When this happens, the yacht turns and bears away in a new direction. The skipper will lose control of steering as the yacht heels over causing less water to pass over the rudder. The yacht will eventually end up flat on her side with the boom in the air and the spinnaker pole in the water. The most dangerous part is when the boom crashes across as the wind in the mainsail ceases to support the booms weight.
A Chinese gybe can be caused by difficult sea conditions, perhaps an old residual cross swell, but often they are an indication that the boat is starting to become overpowered. Recovery should be followed by an assessment of the conditions. Perhaps it is time to change to a smaller spinnaker or go with a poled-out headsail. Make sure your cockpit is ready at all times for a drop. Check out Sam Goodchild’s video demonstrating a Chinese gybe:
Chinese Gybe: Mainsail Advice
The mainsail should be used to stabilize the yacht by reducing the windward heel and balancing out the power in the spinnaker.
The head of the mainsail needs to stay ‘powered up’ which can be achieved by altering the kicker. The mainsail pushes the yacht to leeward to balance the spinnaker pushing the yacht to windward.
In the event of a Chinese gybe, if you have rigged up a preventer, it will give you extra time to de-power the spinnaker before the boom crashes down.
Chinese Gybe: Spinnaker Suggestions
Controlling the spinnaker is the key to avoiding a Chinese gybe. Make sure to de-power it early and prevent it from wandering. This will stop the yacht from excessively heeling.

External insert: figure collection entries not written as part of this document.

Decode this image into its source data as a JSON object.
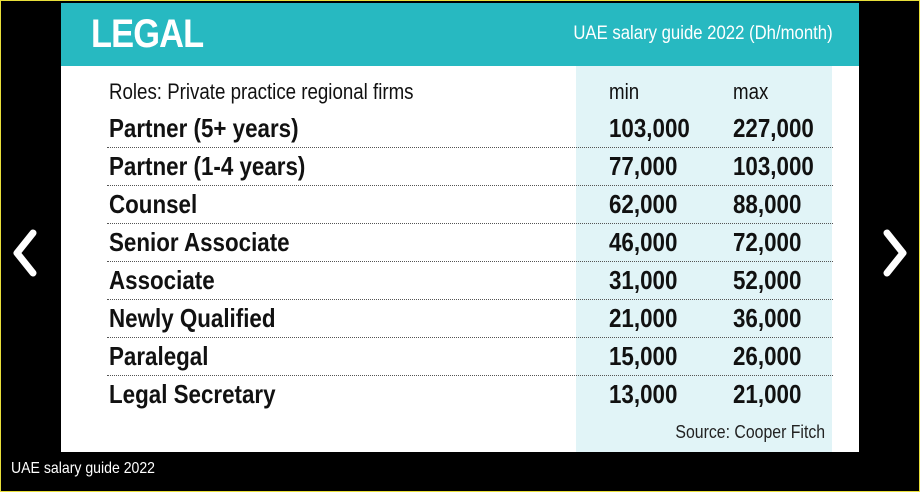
{
  "card": {
    "title": "LEGAL",
    "subtitle": "UAE salary guide 2022 (Dh/month)",
    "columns": {
      "role": "Roles: Private practice regional firms",
      "min": "min",
      "max": "max"
    },
    "rows": [
      {
        "role": "Partner (5+ years)",
        "min": "103,000",
        "max": "227,000"
      },
      {
        "role": "Partner (1-4 years)",
        "min": "77,000",
        "max": "103,000"
      },
      {
        "role": "Counsel",
        "min": "62,000",
        "max": "88,000"
      },
      {
        "role": "Senior Associate",
        "min": "46,000",
        "max": "72,000"
      },
      {
        "role": "Associate",
        "min": "31,000",
        "max": "52,000"
      },
      {
        "role": "Newly Qualified",
        "min": "21,000",
        "max": "36,000"
      },
      {
        "role": "Paralegal",
        "min": "15,000",
        "max": "26,000"
      },
      {
        "role": "Legal Secretary",
        "min": "13,000",
        "max": "21,000"
      }
    ],
    "source": "Source: Cooper Fitch"
  },
  "gallery": {
    "caption": "UAE salary guide 2022",
    "prev_icon": "chevron-left-icon",
    "next_icon": "chevron-right-icon"
  },
  "colors": {
    "header": "#27b9c1",
    "band": "#e1f4f7",
    "frame": "#e8df3a"
  }
}
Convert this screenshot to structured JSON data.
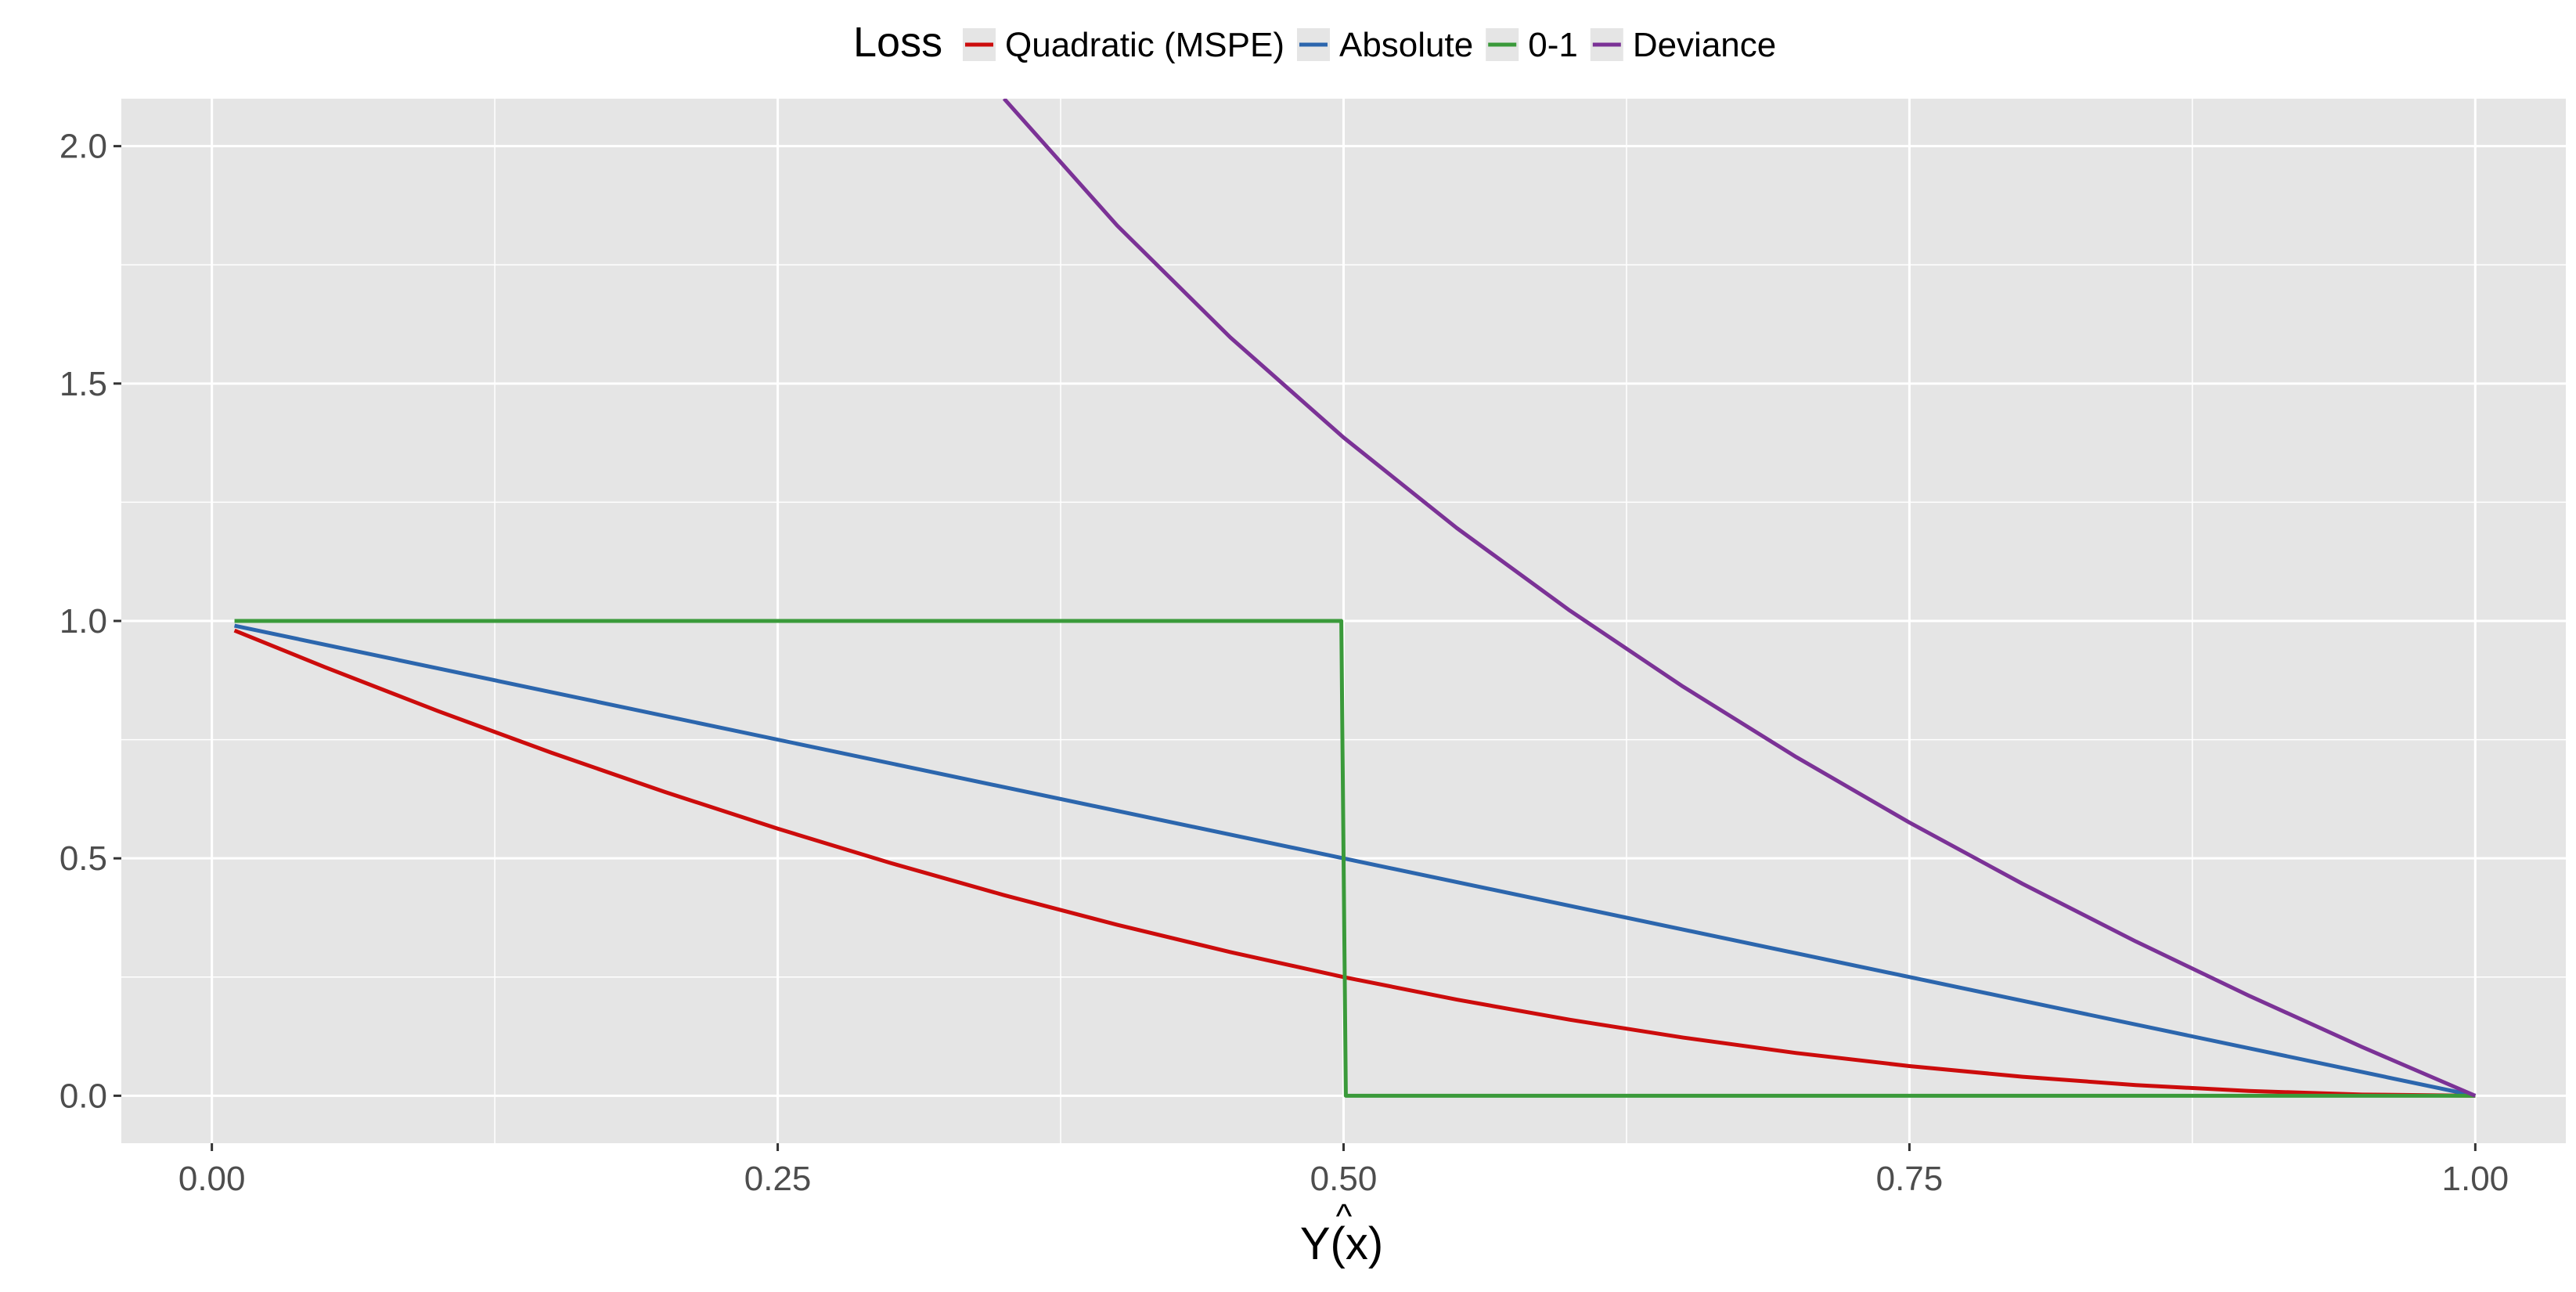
{
  "chart_data": {
    "type": "line",
    "title": "",
    "xlabel": "Y(x)",
    "xlabel_hat": "^",
    "ylabel": "",
    "xlim": [
      -0.04,
      1.04
    ],
    "ylim": [
      -0.1,
      2.1
    ],
    "x_ticks": [
      0,
      0.25,
      0.5,
      0.75,
      1
    ],
    "x_tick_labels": [
      "0.00",
      "0.25",
      "0.50",
      "0.75",
      "1.00"
    ],
    "y_ticks": [
      0,
      0.5,
      1,
      1.5,
      2
    ],
    "y_tick_labels": [
      "0.0",
      "0.5",
      "1.0",
      "1.5",
      "2.0"
    ],
    "x_minor_ticks": [
      0.125,
      0.375,
      0.625,
      0.875
    ],
    "y_minor_ticks": [
      0.25,
      0.75,
      1.25,
      1.75
    ],
    "grid": true,
    "panel_background": "#e5e5e5",
    "grid_color": "#ffffff",
    "legend": {
      "title": "Loss",
      "position": "top"
    },
    "series": [
      {
        "name": "Quadratic (MSPE)",
        "color": "#cc0c0c",
        "formula": "(1-x)^2",
        "x": [
          0.01,
          0.05,
          0.1,
          0.15,
          0.2,
          0.25,
          0.3,
          0.35,
          0.4,
          0.45,
          0.5,
          0.55,
          0.6,
          0.65,
          0.7,
          0.75,
          0.8,
          0.85,
          0.9,
          0.95,
          1.0
        ],
        "values": [
          0.98,
          0.9025,
          0.81,
          0.7225,
          0.64,
          0.5625,
          0.49,
          0.4225,
          0.36,
          0.3025,
          0.25,
          0.2025,
          0.16,
          0.1225,
          0.09,
          0.0625,
          0.04,
          0.0225,
          0.01,
          0.0025,
          0.0
        ]
      },
      {
        "name": "Absolute",
        "color": "#2c66ad",
        "formula": "1-x",
        "x": [
          0.01,
          1.0
        ],
        "values": [
          0.99,
          0.0
        ]
      },
      {
        "name": "0-1",
        "color": "#3a9a3a",
        "formula": "step at 0.5",
        "x": [
          0.01,
          0.499,
          0.501,
          1.0
        ],
        "values": [
          1.0,
          1.0,
          0.0,
          0.0
        ]
      },
      {
        "name": "Deviance",
        "color": "#7b3296",
        "formula": "-2*ln(x)",
        "x": [
          0.35,
          0.4,
          0.45,
          0.5,
          0.55,
          0.6,
          0.65,
          0.7,
          0.75,
          0.8,
          0.85,
          0.9,
          0.95,
          1.0
        ],
        "values": [
          2.1,
          1.8326,
          1.597,
          1.3863,
          1.1957,
          1.0217,
          0.8616,
          0.7133,
          0.5754,
          0.4463,
          0.325,
          0.2107,
          0.1026,
          0.0
        ]
      }
    ]
  }
}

Chinese Gybe: Helm & Autopilot Considerations
If you feel the yacht is starting to roll, adjust the helm with measured steady movements. Oversteering or erratic behavior on the helm will make the yacht stall as the rudder needs water flowing over it to power the steering. Try to coax the yacht out of the roll towards to a higher wind angle. Be aware that if you do this too suddenly, you may broach.
Autopilot is often the cause of a yacht Chinese gybing when sailing short-handed. Modern units allow you to program the autopilot to steer 5 -10° high of the course to avoid this happening.
Chinese Gybes: Key Points
- ACT IN ADVANCE – Premeditate the wind conditions and the way your yacht will react. Increasing wind should alert you to trim the spinnaker to keep it under control.
- ORGANISATION – Prepare your preventer and keep the cockpit organised so lines are easy to release in an emergency situation.
- ACT CALMLY – Over steering or erratic helming will make the yacht broach or stall, worsening the situation.